02/20/2026
Look at that light shining and that blue sky!  I am leaving my Networking group where I get to talk about my business every week 🌞
This week I shared about where the seed was planted for Lighting The Way🌀.  The timing was in alignment for February 2026.
The story goes…30 years ago in February, my dad entered hospice. The next few months I experienced for the first time real authenticity. I learned that everyone grieves differently. I learned how to guide a person through calming the body down and the mind down.
We felt grief and love, told stories and experienced the spiritual nature of death. It was the most real situation for his last few months.
After he died, I got pretty sick for a while. Turns out I was grieving and my body was expressing it. I’m pretty sure I cried every day for two years. This was unexpected.
I didn’t have grief support then. I didn’t know it could benefit me. Now I know differently. I wish that in our world we had been taught about grief and about productive ways for walking through it. And I wish I had been taught about the things we do so we don’t have to feel our feelings.

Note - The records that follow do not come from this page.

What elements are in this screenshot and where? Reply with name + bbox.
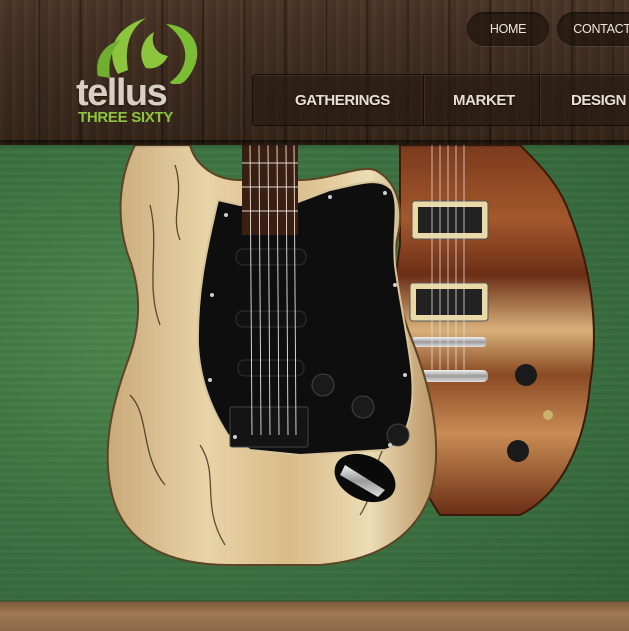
brand-subtitle: THREE SIXTY <box>78 109 174 126</box>
hero-image <box>0 145 629 631</box>
nav-divider <box>423 75 424 125</box>
contact-label: CONTACT <box>573 22 629 36</box>
header-shadow <box>0 140 629 148</box>
home-link[interactable]: HOME <box>467 12 549 46</box>
guitars-illustration <box>106 145 595 566</box>
nav-divider <box>539 75 540 125</box>
site-header: tellus THREE SIXTY HOME CONTACT GATHERIN… <box>0 0 629 145</box>
contact-link[interactable]: CONTACT <box>557 12 629 46</box>
front-guitar <box>106 145 438 566</box>
nav-item-market[interactable]: MARKET <box>453 75 515 125</box>
nav-item-design[interactable]: DESIGN & <box>571 75 629 125</box>
main-nav: GATHERINGS MARKET DESIGN & <box>252 74 629 126</box>
wood-floor-strip <box>0 600 629 631</box>
nav-item-gatherings[interactable]: GATHERINGS <box>295 75 390 125</box>
logo[interactable]: tellus THREE SIXTY <box>76 14 216 129</box>
home-label: HOME <box>489 22 527 36</box>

And even more than that I wish I had known how I could have processed my own emotions in my own time so that I could become complete with the pain. 

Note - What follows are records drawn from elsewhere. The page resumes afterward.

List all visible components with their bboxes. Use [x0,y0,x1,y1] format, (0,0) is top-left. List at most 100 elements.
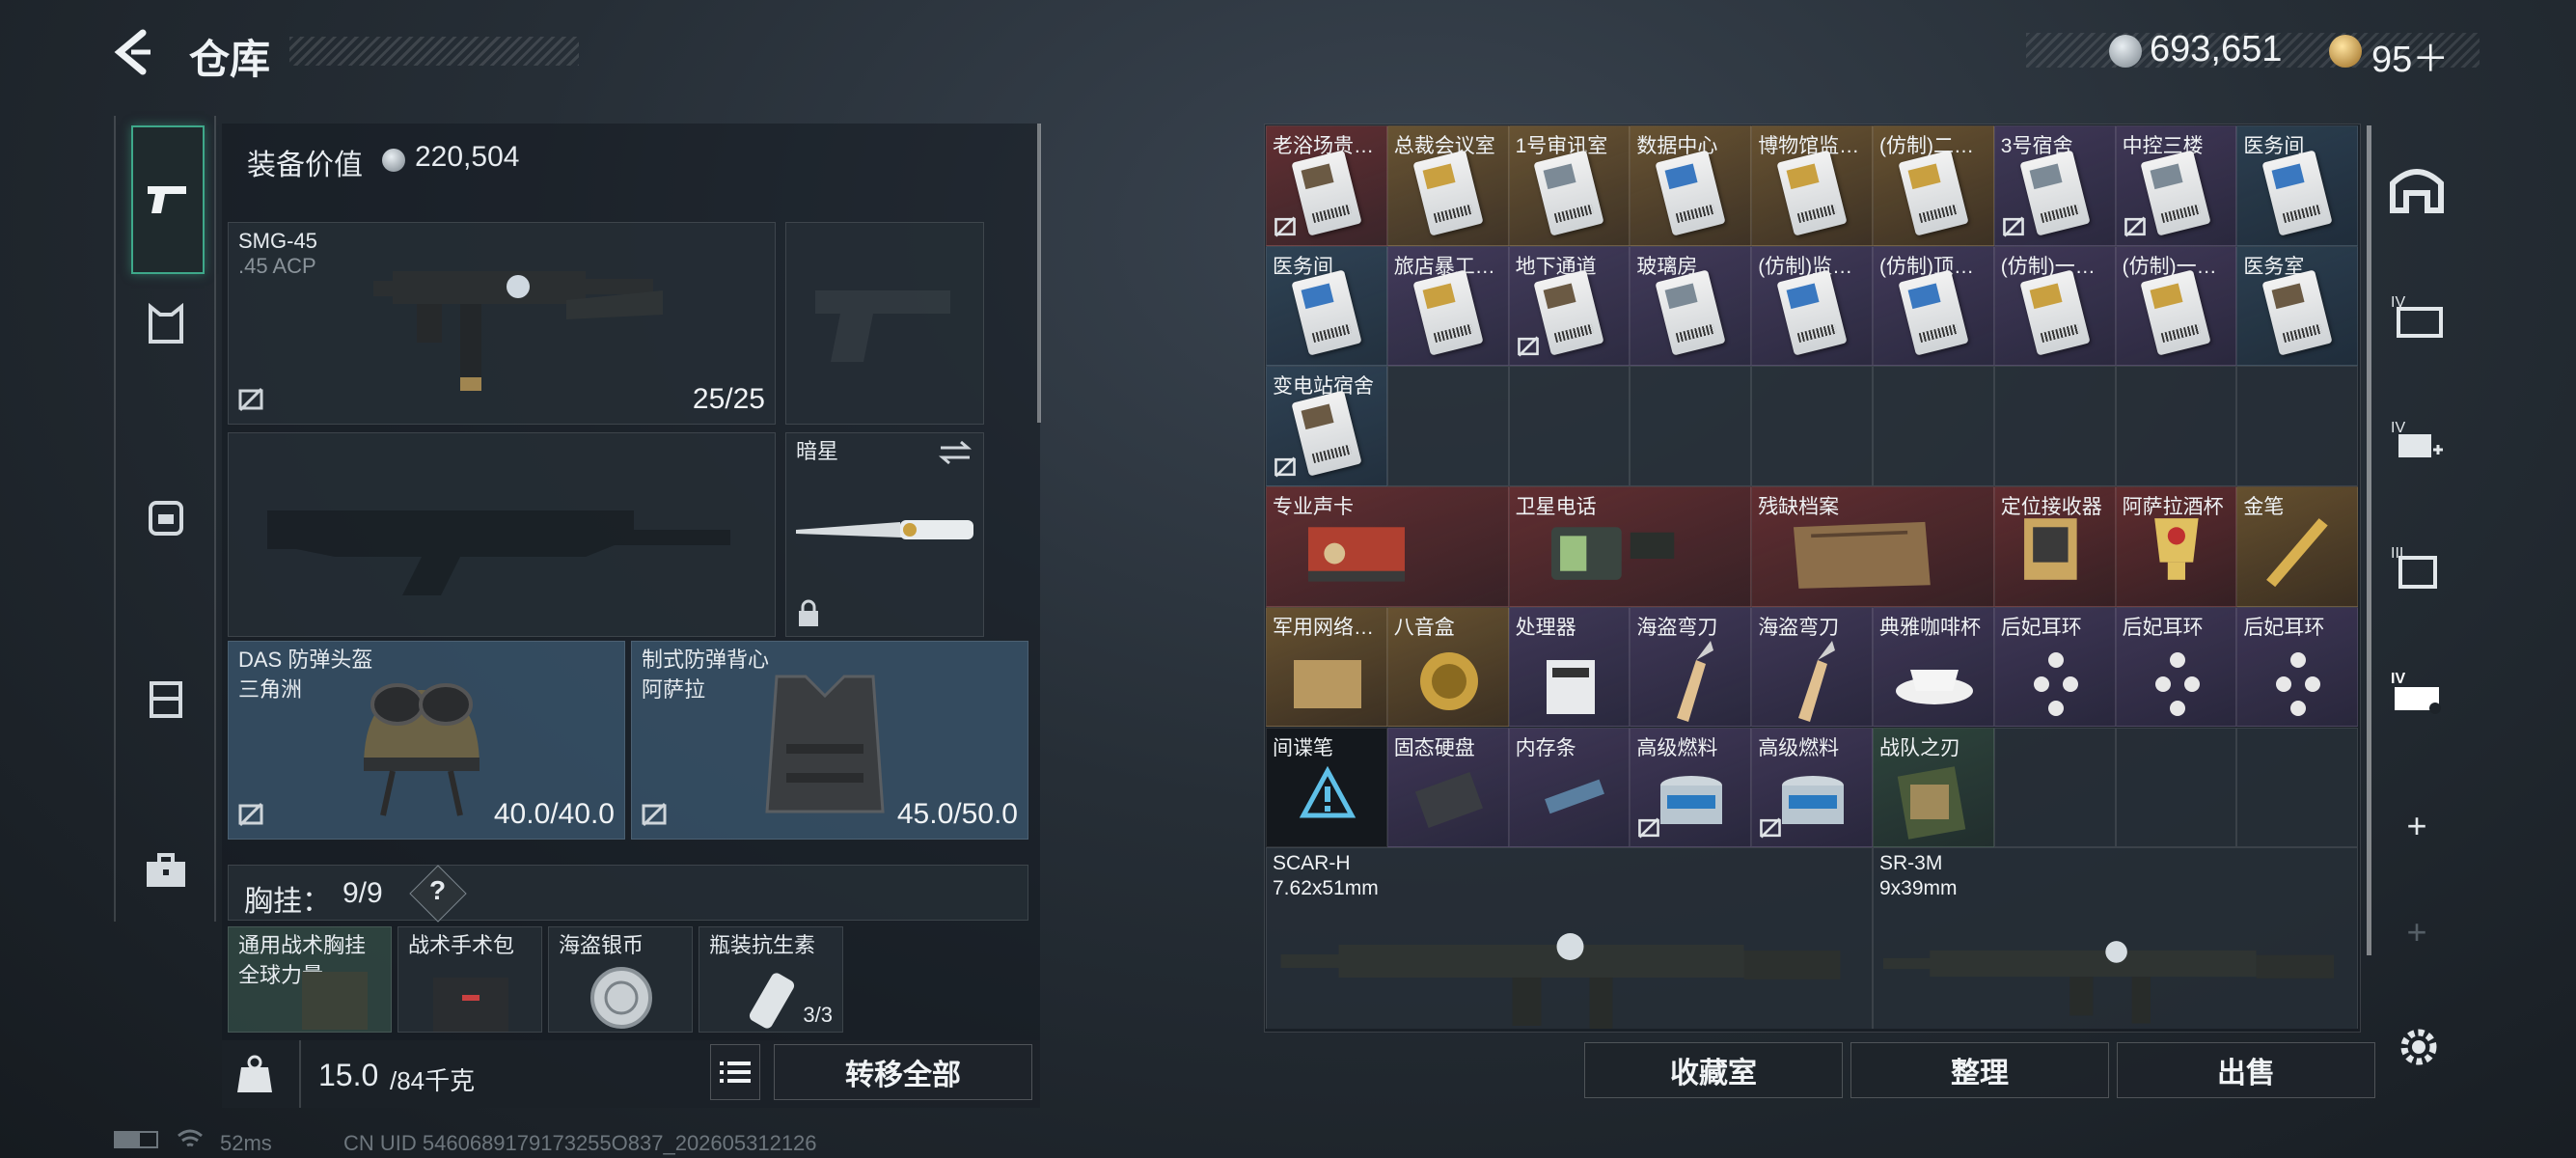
rifle-silhouette-icon [267,510,730,595]
empty-slot[interactable] [2236,727,2359,848]
valuable-item[interactable]: 海盗弯刀 [1751,606,1873,728]
valuable-item[interactable]: 间谍笔 [1266,727,1387,848]
valuable-item[interactable]: 军用网络… [1266,606,1387,728]
weapon-item[interactable]: SR-3M 9x39mm [1873,847,2359,1029]
secondary-weapon-slot[interactable] [228,432,776,637]
empty-slot[interactable] [1751,366,1873,487]
valuable-item[interactable]: 典雅咖啡杯 [1873,606,1994,728]
valuable-item[interactable]: 金笔 [2236,486,2359,607]
empty-slot[interactable] [1386,366,1509,487]
gear-icon[interactable] [2395,1023,2443,1071]
chest-rig-icon [149,303,183,344]
item-icon [1677,640,1714,722]
ticket-balance[interactable]: 95＋ [2371,29,2449,82]
keycard-item[interactable]: (仿制)一… [1993,245,2116,367]
keycard-item[interactable]: 数据中心 [1630,125,1752,246]
nav-storage-tab-active[interactable]: IV [2382,656,2452,726]
valuable-item[interactable]: 专业声卡 [1266,486,1509,607]
empty-slot[interactable] [1630,366,1752,487]
nav-rig[interactable] [131,290,201,359]
valuable-item[interactable]: 后妃耳环 [1993,606,2116,728]
valuable-item[interactable]: 八音盒 [1386,606,1509,728]
empty-slot[interactable] [2115,366,2237,487]
empty-slot[interactable] [1508,366,1631,487]
keycard-item[interactable]: 医务间 [1266,245,1387,367]
rig-item[interactable]: 通用战术胸挂 全球力量 [228,926,392,1033]
valuable-item[interactable]: 海盗弯刀 [1630,606,1752,728]
item-icon [2153,518,2199,580]
valuable-item[interactable]: 战队之刃 [1873,727,1994,848]
chest-rig-header[interactable]: 胸挂： 9/9 ? [228,865,1028,923]
no-insurance-icon [1274,216,1296,237]
keycard-item[interactable]: 医务室 [2236,245,2359,367]
valuable-item[interactable]: 内存条 [1508,727,1631,848]
keycard-item[interactable]: 变电站宿舍 [1266,366,1387,487]
valuable-item[interactable]: 定位接收器 [1993,486,2116,607]
back-arrow-icon[interactable] [108,27,158,77]
valuable-item[interactable]: 高级燃料 [1751,727,1873,848]
melee-slot[interactable]: 暗星 [785,432,984,637]
valuable-item[interactable]: 高级燃料 [1630,727,1752,848]
no-insurance-icon [238,387,263,412]
keycard-item[interactable]: 老浴场贵… [1266,125,1387,246]
nav-storage-tab-3[interactable]: III [2382,531,2452,600]
nav-storage-home[interactable] [2382,154,2452,224]
keycard-item[interactable]: 旅店暴工… [1386,245,1509,367]
knife-icon [796,520,973,539]
chest-rig-capacity: 9/9 [343,877,383,909]
primary-weapon-slot[interactable]: SMG-45 .45 ACP 25/25 [228,222,776,425]
swap-icon[interactable] [937,439,973,466]
keycard-item[interactable]: 地下通道 [1508,245,1631,367]
valuable-item[interactable]: 阿萨拉酒杯 [2115,486,2237,607]
list-view-button[interactable] [710,1044,760,1100]
keycard-item[interactable]: 3号宿舍 [1993,125,2116,246]
empty-slot[interactable] [2236,366,2359,487]
keycard-item[interactable]: 博物馆监… [1751,125,1873,246]
helmet-slot[interactable]: DAS 防弹头盔 三角洲 40.0/40.0 [228,641,625,840]
nav-safe-box[interactable] [131,664,201,733]
weapon-ammo: 7.62x51mm [1273,877,1379,900]
valuable-item[interactable]: 残缺档案 [1751,486,1994,607]
keycard-item[interactable]: (仿制)一… [2115,245,2237,367]
keycard-item[interactable]: 玻璃房 [1630,245,1752,367]
keycard-item[interactable]: 中控三楼 [2115,125,2237,246]
rig-item[interactable]: 瓶装抗生素 3/3 [699,926,843,1033]
empty-slot[interactable] [1993,727,2116,848]
item-icon [1307,527,1405,582]
nav-toolbox[interactable] [131,836,201,905]
nav-storage-tab-4[interactable]: IV [2382,280,2452,349]
keycard-item[interactable]: 医务间 [2236,125,2359,246]
valuable-item[interactable]: 卫星电话 [1508,486,1752,607]
valuable-item[interactable]: 后妃耳环 [2115,606,2237,728]
keycard-item[interactable]: (仿制)顶… [1873,245,1994,367]
coin-balance: 693,651 [2150,29,2283,69]
rig-item[interactable]: 战术手术包 [397,926,542,1033]
keycard-item[interactable]: 总裁会议室 [1386,125,1509,246]
nav-backpack[interactable] [131,481,201,550]
empty-slot[interactable] [1873,366,1994,487]
sell-button[interactable]: 出售 [2117,1042,2375,1098]
empty-slot[interactable] [2115,727,2237,848]
armor-slot[interactable]: 制式防弹背心 阿萨拉 45.0/50.0 [631,641,1028,840]
keycard-item[interactable]: 1号审讯室 [1508,125,1631,246]
valuable-item[interactable]: 后妃耳环 [2236,606,2359,728]
sidearm-slot[interactable] [785,222,984,425]
item-name: SCAR-H [1273,852,1351,875]
valuable-item[interactable]: 固态硬盘 [1386,727,1509,848]
weapon-item[interactable]: SCAR-H 7.62x51mm [1266,847,1873,1029]
scrollbar[interactable] [1037,124,1041,423]
empty-slot[interactable] [1993,366,2116,487]
collection-room-button[interactable]: 收藏室 [1584,1042,1843,1098]
add-tab-button[interactable]: + [2382,791,2452,861]
keycard-item[interactable]: (仿制)监… [1751,245,1873,367]
rig-item[interactable]: 海盗银币 [548,926,693,1033]
valuable-item[interactable]: 处理器 [1508,606,1631,728]
rig-item-name: 瓶装抗生素 [709,933,816,957]
item-icon [1414,771,1483,828]
nav-weapons[interactable] [131,125,205,274]
nav-storage-add-tab[interactable]: IV [2382,405,2452,475]
keycard-item[interactable]: (仿制)二… [1873,125,1994,246]
transfer-all-button[interactable]: 转移全部 [774,1044,1032,1100]
sort-button[interactable]: 整理 [1850,1042,2109,1098]
chest-rig-item-icon [302,972,368,1030]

I know better now and because of my dad, I became certified as a Grief Recovery Specialist. I get the privilege of working with clients through their pain. And I know that the client always has profound experiences working through their loss. 
This post was written to honor and to memorialize the last 30 years.
If you have a story to share, I would love to hear it. You could leave a comment or send a message.
In honor of my dad, I don’t keep it a secret that feeling grief is not shameful. Grief doesn’t just go away, it buries in the body until we’re ready to process it. And it affects us ongoing until we do. 
And I don’t shy away from making the offer to support the person who is grieving. I honor the much younger woman whose dad died 30 years ago. And I honor you, the person who is still carrying unresolved grief. I matter, you matter. Grief matters.